Ela está falando de um grupo que apoia familiares, que frequentou há alguns anos.
“O que aprendi no grupo ajudou que eles [filhos] abriram o jogo para mim. O mais velho me disse que chegou ao fundo do poço e pediu ‘me leva para a clínica'. Levei ele para uma intervenção de um grupo da igreja. Lá tem horas de oração. Não dá remédio. Ele trabalhava na horta, aprendeu a ler a bíblia. Ele disse 'mãe, eu parei [de usar drogas] nesses 2 meses, eu aprendi que tem Deus e a senhora não vai me ver na rua mendigando. Tenho meu vício e vou trabalhar, não vou mexer mais no que é dos outros. Vou usar o dinheiro do meu suor'. O objetivo dele hoje é esse, graças a Deus”, diz Diva.
O progresso que veio com a internação na entidade religiosa não acabou com a dependência química, mas trouxe alívio para ele e para a Diva. O que ela mais temia, o que partia mesmo o coração era o filho viver na rua ou passar semanas desaparecido, como acontecia antes.

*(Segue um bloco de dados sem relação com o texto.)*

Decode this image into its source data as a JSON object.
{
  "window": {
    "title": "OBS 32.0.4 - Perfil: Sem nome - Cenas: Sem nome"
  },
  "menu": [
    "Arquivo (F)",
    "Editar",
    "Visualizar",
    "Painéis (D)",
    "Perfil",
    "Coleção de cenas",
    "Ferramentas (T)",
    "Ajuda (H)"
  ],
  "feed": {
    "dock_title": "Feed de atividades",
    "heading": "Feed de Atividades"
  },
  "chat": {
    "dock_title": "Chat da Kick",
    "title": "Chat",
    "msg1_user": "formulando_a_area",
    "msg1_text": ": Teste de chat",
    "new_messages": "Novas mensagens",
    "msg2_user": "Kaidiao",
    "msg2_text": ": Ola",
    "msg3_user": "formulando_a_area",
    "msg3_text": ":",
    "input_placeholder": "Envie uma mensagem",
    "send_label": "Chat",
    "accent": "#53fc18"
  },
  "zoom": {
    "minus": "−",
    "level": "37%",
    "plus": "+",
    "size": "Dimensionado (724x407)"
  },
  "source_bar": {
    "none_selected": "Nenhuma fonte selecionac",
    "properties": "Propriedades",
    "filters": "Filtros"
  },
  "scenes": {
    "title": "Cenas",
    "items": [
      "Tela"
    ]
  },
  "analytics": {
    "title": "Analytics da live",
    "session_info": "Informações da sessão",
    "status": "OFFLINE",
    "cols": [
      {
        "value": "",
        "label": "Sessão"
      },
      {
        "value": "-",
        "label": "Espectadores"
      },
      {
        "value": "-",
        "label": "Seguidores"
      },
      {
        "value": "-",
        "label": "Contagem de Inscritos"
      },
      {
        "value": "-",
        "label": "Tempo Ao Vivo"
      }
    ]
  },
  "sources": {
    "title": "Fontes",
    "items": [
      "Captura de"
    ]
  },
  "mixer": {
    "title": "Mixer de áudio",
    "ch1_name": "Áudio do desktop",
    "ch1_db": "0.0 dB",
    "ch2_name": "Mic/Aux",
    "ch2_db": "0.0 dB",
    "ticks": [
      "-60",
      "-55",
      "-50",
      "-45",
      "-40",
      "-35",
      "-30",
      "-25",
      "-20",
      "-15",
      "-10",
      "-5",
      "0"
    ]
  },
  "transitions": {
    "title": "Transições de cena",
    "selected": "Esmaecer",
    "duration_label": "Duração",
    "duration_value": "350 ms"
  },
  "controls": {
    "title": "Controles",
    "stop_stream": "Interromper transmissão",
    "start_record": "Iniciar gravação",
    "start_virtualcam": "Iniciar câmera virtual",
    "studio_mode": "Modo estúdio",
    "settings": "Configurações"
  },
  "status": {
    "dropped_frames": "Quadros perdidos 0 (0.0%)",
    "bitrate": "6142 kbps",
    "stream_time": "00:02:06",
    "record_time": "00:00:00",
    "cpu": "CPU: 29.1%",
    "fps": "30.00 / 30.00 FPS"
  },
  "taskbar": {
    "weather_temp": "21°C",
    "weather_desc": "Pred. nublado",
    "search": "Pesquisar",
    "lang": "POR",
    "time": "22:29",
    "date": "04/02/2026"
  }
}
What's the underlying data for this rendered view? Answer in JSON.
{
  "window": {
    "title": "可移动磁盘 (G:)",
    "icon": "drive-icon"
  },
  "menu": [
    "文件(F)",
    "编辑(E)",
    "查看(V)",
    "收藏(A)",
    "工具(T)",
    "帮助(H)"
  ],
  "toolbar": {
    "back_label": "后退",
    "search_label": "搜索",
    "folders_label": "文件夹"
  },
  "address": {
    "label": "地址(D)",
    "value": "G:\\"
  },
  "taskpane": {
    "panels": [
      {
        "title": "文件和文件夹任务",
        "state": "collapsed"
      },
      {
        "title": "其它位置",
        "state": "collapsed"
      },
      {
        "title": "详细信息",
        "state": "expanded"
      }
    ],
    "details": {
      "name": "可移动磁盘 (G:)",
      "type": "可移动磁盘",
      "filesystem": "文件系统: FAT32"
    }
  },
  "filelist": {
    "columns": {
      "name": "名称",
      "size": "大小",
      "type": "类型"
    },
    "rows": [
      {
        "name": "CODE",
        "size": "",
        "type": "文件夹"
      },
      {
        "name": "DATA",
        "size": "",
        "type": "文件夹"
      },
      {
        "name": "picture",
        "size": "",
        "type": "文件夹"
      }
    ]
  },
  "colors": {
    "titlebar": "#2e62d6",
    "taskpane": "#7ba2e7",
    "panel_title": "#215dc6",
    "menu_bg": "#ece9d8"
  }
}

E foi assim que ela, a mulher por trás da mãe, encontrou um jeito mais leve de viver.
“Hoje, sou muito feliz, porque no fundo, sem querer, eles [filhos] me passavam força e carinho, sem saber. Fui ao grupo de apoio com vontade e garra, queria mudar e eu mudei. Isso que importa! Eu sei que tenho que cuidar de mim primeiro, me amar primeiro. Hoje, ele está trabalhando e veio passar o domingo e assinar o semiaberto dele, que já está no fim. Fiz almoço, arrumei o quarto. Ele jantou, fomos comer sobá, ele não bebeu, ficou de boa. Fomos juntos almoçar na casa da minha irmã e fiz biscoitinho para ele levar”, conta.